With best wishes, we beg to remain,
Yours very truly,
Kress & Owen Company.
Glyco-Thymoline has been discussed in these pages. A report of the Council on Pharmacy and Chemistry pointed out that this “patent medicine” is simply a weak antiseptic, so feeble that even in full strength it does not kill Staphylococcus aureus in four hours and is of little, if any, greater therapeutic value than sterile salt solution. Yet, Glyco-Thymoline has been recommended by its manufacturers, either directly or inferentially, for such diseases as diphtheria, ophthalmia neonatorum and consumption. Today its manufacturers put it forward as one of the safest prophylactic measures against infantile paralysis and have the effrontery to make this suggestion, not to the uninstructed public but to the medical profession. Presumably, as a business organization, the concern believes it will convince a sufficient number of physicians of the therapeutic efficacy of its product to pay for the cost of this advertising campaign. If it appraises the situation correctly there need no longer be any wonder expressed that in the recent suit against The Journal, “patent medicine” makers were able to enlist the help of medical men.—(From The Journal A. M. A., Sept. 16, 1916.)

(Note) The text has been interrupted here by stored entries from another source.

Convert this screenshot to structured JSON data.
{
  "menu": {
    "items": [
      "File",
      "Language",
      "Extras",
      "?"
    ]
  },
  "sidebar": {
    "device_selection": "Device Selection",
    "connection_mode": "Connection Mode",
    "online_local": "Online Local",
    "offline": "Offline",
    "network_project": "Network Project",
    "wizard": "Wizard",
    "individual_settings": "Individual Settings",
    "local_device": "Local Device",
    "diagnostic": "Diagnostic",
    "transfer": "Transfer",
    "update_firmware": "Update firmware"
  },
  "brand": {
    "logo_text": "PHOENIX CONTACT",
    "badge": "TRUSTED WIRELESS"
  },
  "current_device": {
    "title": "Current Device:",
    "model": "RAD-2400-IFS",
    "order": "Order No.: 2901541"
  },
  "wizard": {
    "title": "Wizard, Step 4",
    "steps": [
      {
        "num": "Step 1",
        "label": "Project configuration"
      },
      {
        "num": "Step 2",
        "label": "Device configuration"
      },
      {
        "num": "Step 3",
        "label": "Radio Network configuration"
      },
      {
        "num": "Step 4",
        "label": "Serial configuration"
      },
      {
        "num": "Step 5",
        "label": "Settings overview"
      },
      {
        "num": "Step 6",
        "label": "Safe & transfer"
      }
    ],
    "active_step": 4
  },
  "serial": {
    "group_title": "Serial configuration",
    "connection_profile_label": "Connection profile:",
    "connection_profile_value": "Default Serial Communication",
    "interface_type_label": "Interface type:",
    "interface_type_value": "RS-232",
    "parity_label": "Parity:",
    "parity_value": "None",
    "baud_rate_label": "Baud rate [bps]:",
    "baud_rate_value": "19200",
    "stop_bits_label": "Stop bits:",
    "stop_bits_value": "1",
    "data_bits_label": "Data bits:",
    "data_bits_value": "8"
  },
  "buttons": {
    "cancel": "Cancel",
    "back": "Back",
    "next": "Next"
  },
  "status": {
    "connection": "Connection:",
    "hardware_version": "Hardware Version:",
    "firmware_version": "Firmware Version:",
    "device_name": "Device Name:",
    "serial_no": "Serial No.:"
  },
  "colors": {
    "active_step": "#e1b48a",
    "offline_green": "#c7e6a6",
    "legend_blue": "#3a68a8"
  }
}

GLYKERON: COLD STORAGE TESTIMONIALS [N]
The law which limits the length of time that food products may be kept in cold storage could with advantage have its scope extended to include “patent medicine” testimonials. Physicians recently received through the mails—at a time when the mails were frightfully congested with Christmas business—a sixteen page pamphlet sent out in a plain envelop as first class matter. The caption of the pamphlet reads: “Cough and Its Treatment in Pulmonary and Laryngeal Tuberculosis: By Henry Levien, M.D., While Medical Director and Physician-in-Charge of the Liberty Sanitarium, Liberty, N. Y. From the Buffalo Medical Journal.” The pamphlet is devoted to the alleged virtues of that dangerous and widely advertised nostrum, “Glyco-Heroin (Smith),” whose more recent and less descriptive name is now “Glykeron.” Physicians might assume, and doubtless will assume, from the pamphlet that this reprint represents a recent pronouncement on the subject with which it deals. The facts are that the “Liberty Sanitarium” has, apparently, been out of existence for at least fifteen years, while the article itself originally appeared more than eighteen years ago—September, 1901. One of many physicians who sent in the copies received called attention to the fact that he had left the address to which the pamphlet was directed, more than six years ago. Even at that, the mailing lists of the concern that sells this heroin-containing nostrum are more than twelve years ahead of its “clinical reports.”—(Editorial from The Journal A. M. A., Jan. 17, 1920.)